Before you accept the assignment, you try to make sure you fully understand the ramifications of what you are about to undertake. You ask questions and get clarifications so that you can identify areas you may be unsure of. You do some research to learn more about the assignment (based on internal information, information from the Internet, universities, libraries, professional organizations, etc.). You seek to understand and appreciate all of the aspects of the assignment, and to try to consider the known knowns, unknown knowns, known unknowns, and unknown unknowns that are likely to be encountered (see Plan Based On What You Do Know, and On What You Don’t!). You know you won’t be able to foresee everything, but you ask questions so that you fully understand as much as you possibly can. You identify resources you believe you’ll need to help you along the way (people, equipment, facilities, etc.), and gain concurrence that they will be made available to you at the appropriate times.
You then decide to accept the assignment. You accept the fact, in theory if not in practice, that you will own this job; all of it! [see Show True Professionalism!] But you may not fully appreciate what that really means. [I’ve had employees who started off such challenging assignments with great intentions but didn’t really have a clue of what was involved or what their responsibilities truly were; some succeeded very well, and others went down in flames and had to be bailed out, to the pain of many others who had to be brought in to help.] You start out with lots of vim and vigor to try do everything perfectly. That works for a while, but then you stumble on one particular aspect of the job, and then another, and another. Before long it seems that the problems are badly outnumbering the solutions (see When Bad Things Happen To Good Projects and The Best Laid Plans … and Then Life Happens!). What started out as a great opportunity is starting to look like it could become a total disaster. What do you do?
First, step back a bit and ask yourself some questions. Have you really prepared properly for the job? Have you put together a proper plan of attack (see Failing To Plan Means You Are Planning To Fail!)? Have you reviewed your plan with others to identify holes, proper ordering, timing, timeframes, and dependencies of tasks? Have you sought out advice and help from peers, subordinates, and bosses? Do they concur with and support your plan? If the answers to one or more of these questions is no, take the time to properly answer and address them.
Next, ask others to seriously review and critique the work you’ve done thus far, particularly where you have been stumbling and what you have planned. Fresh sets of impartial eyes looking at things from different points of view can identify holes and other problems that may otherwise go undetected, and solutions that you may have not thought of. Be welcoming of constructive criticism, even if it hurts. It can only help you to deliver a better product.
Next, ask for direct help where it’s needed. Ask your boss for help. Ask him/her about who has knowledge in areas where you need help or where he/she feels more information can be found. Ask if others can be assigned to help you get things back on track. Suggest those who you believe can best provide help. Seek out others who can help with areas you are unfamiliar with. Look outside your organization and company for help. Look to those from your past who can help or can direct you where else to look for help. Look to your friends. Look to your “enemies” (just because you don’t get along well with someone is no reason to exclude them in your search for help!). Learn from others. Be grateful for their help, and give them credit.

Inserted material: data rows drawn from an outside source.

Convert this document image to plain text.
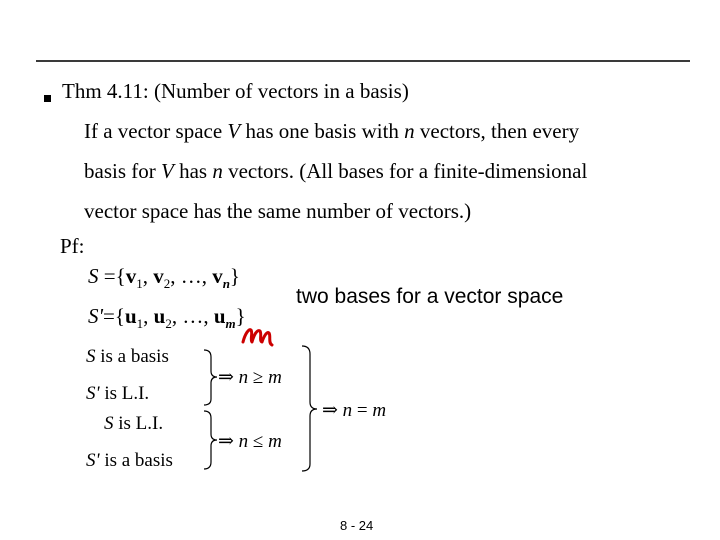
Thm 4.11: (Number of vectors in a basis)
If a vector space V has one basis with n vectors, then every
basis for V has n vectors. (All bases for a finite-dimensional
vector space has the same number of vectors.)
Pf:
$S =\{v_1$, $v_2$, …, $v_n$}
$S'=\{u_1$, $u_2$, …, $u_m$}
two bases for a vector space
S is a basis
S' is L.I.
S is L.I.
S' is a basis
⇒ n ≥ m
⇒ n ≤ m
⇒ n = m
8 - 24
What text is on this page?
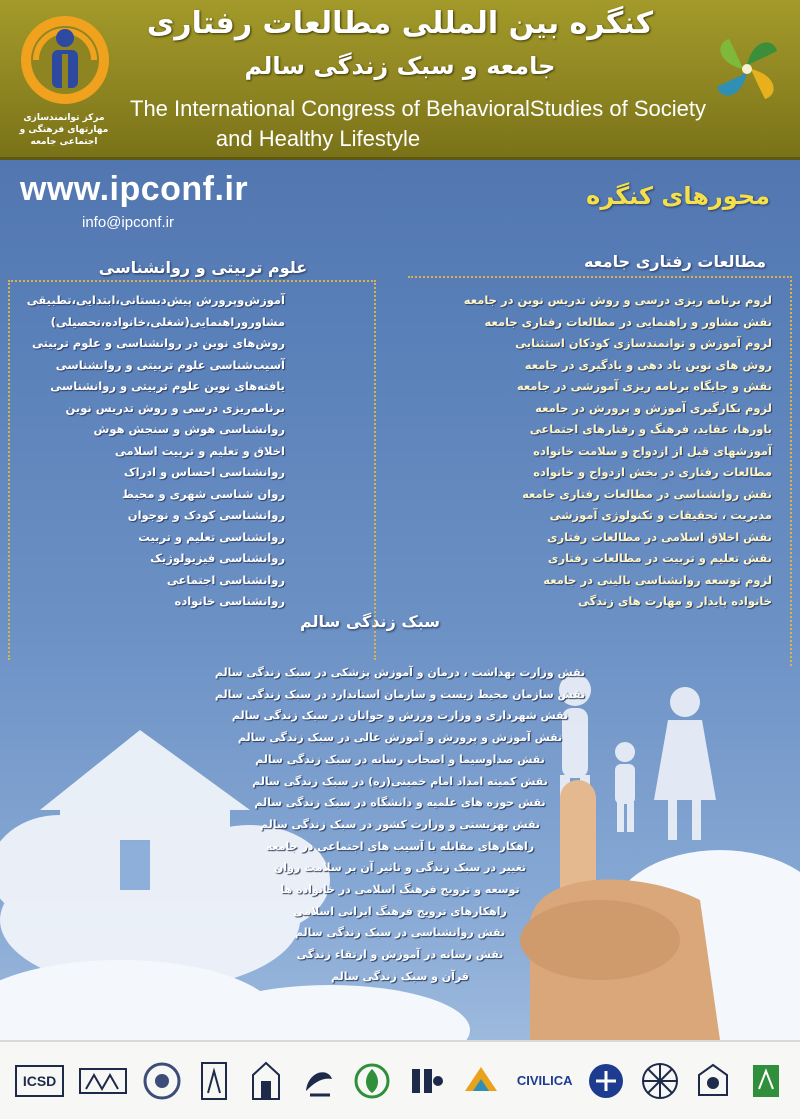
مرکز توانمندسازی مهارتهای فرهنگی و اجتماعی جامعه
کنگره بین المللی مطالعات رفتاری
جامعه و سبک زندگی سالم
The International Congress of BehavioralStudies of Society
and Healthy Lifestyle
www.ipconf.ir
info@ipconf.ir
محورهای کنگره
علوم تربیتی و روانشناسی	مطالعات رفتاری جامعه
سبک زندگی سالم
آموزش‌وپرورش پیش‌دبستانی،ابتدایی،تطبیقی
مشاوروراهنمایی(شغلی،خانواده،تحصیلی)
روش‌های نوین در روانشناسی و علوم تربیتی
آسیب‌شناسی علوم تربیتی و روانشناسی
یافته‌های نوین علوم تربیتی و روانشناسی
برنامه‌ریزی درسی و روش تدریس نوین
روانشناسی هوش و سنجش هوش
اخلاق و تعلیم و تربیت اسلامی
روانشناسی احساس و ادراک
روان شناسی شهری و محیط
روانشناسی کودک و نوجوان
روانشناسی تعلیم و تربیت
روانشناسی فیزیولوژیک
روانشناسی اجتماعی
روانشناسی خانواده
لزوم برنامه ریزی درسی و روش تدریس نوین در جامعه
نقش مشاور و راهنمایی در مطالعات رفتاری جامعه
لزوم آموزش و توانمندسازی کودکان استثنایی
روش های نوین یاد دهی و یادگیری در جامعه
نقش و جایگاه برنامه ریزی آموزشی در جامعه
لزوم بکارگیری آموزش و پرورش در جامعه
باورها، عقاید، فرهنگ و رفتارهای اجتماعی
آموزشهای قبل از ازدواج و سلامت خانواده
مطالعات رفتاری در بخش ازدواج و خانواده
نقش روانشناسی در مطالعات رفتاری جامعه
مدیریت ، تحقیقات و تکنولوژی آموزشی
نقش اخلاق اسلامی در مطالعات رفتاری
نقش تعلیم و تربیت در مطالعات رفتاری
لزوم توسعه روانشناسی بالینی در جامعه
خانواده پایدار و مهارت های زندگی
نقش وزارت بهداشت ، درمان و آموزش پزشکی در سبک زندگی سالم
نقش سازمان محیط زیست و سازمان استاندارد در سبک زندگی سالم
نقش شهرداری و وزارت ورزش و جوانان در سبک زندگی سالم
نقش آموزش و پرورش و آموزش عالی در سبک زندگی سالم
نقش صداوسیما و اصحاب رسانه در سبک زندگی سالم
نقش کمیته امداد امام خمینی(ره) در سبک زندگی سالم
نقش حوزه های علمیه و دانشگاه در سبک زندگی سالم
نقش بهزیستی و وزارت کشور در سبک زندگی سالم
راهکارهای مقابله با آسیب های اجتماعی در جامعه
تغییر در سبک زندگی و تاثیر آن بر سلامت روان
توسعه و ترویج فرهنگ اسلامی در خانواده ها
راهکارهای ترویج فرهنگ ایرانی اسلامی
نقش روانشناسی در سبک زندگی سالم
نقش رسانه در آموزش و ارتقاء زندگی
قرآن و سبک زندگی سالم
ICSD	CIVILICA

Modify your plans and attack the problems with new energy based on what you have learned. These steps should put the assignment on a better trajectory. Regardless, spread credit for success generously, but accept all blame for problems and failures personally. It’s your project and your responsibility. Along with shared credit for success comes personal responsibility for problems or failure.
If you are simply incompetent, first try to become competent by asking others for training and other help. If you remain incompetent, you’re in the wrong line of work. Tell your boss you simply can’t do the job. Do this as early as possible. Don’t wait to get fired; leave on your own (see When It's Time 'To Walk Away', Don't Turn Back!). It will be healthier for you and for your bosses and coworkers.
Finally, recognize that your job also includes onerous work you despise – drudge work. Guess what? You own this work too and you need to do it diligently and to the best of your ability. Your job also includes tasks you know you have to do, and which you recognize are important, but which you dread doing (e.g. completing the crappy paperwork that comes with any job, writing performance reviews if you’re a manager, providing performance input to your boss for your review, entering timesheet information on a daily or weekly basis, etc.). Again, you own it! Do it right! Saying “That’s not my job” just won’t cut it (see Say What You Mean, Mean What You Say, and Do What You Say You’ll Do!).
Throughout this process, don’t make excuses. Don’t fake it and pretend that you know what you’re doing. Don’t half-ass it and expect others to cover your shoddiness or sloppiness. Don’t do just the parts you know how to do and leave the rest for others to cover. Don’t blame others for your mistakes; own up to them yourself. For God’s sake, have some pride in what you do! Man up! Be a professional! You accepted the job and any failure to deliver is your fault. OWN YOUR JOB! ALL OF IT!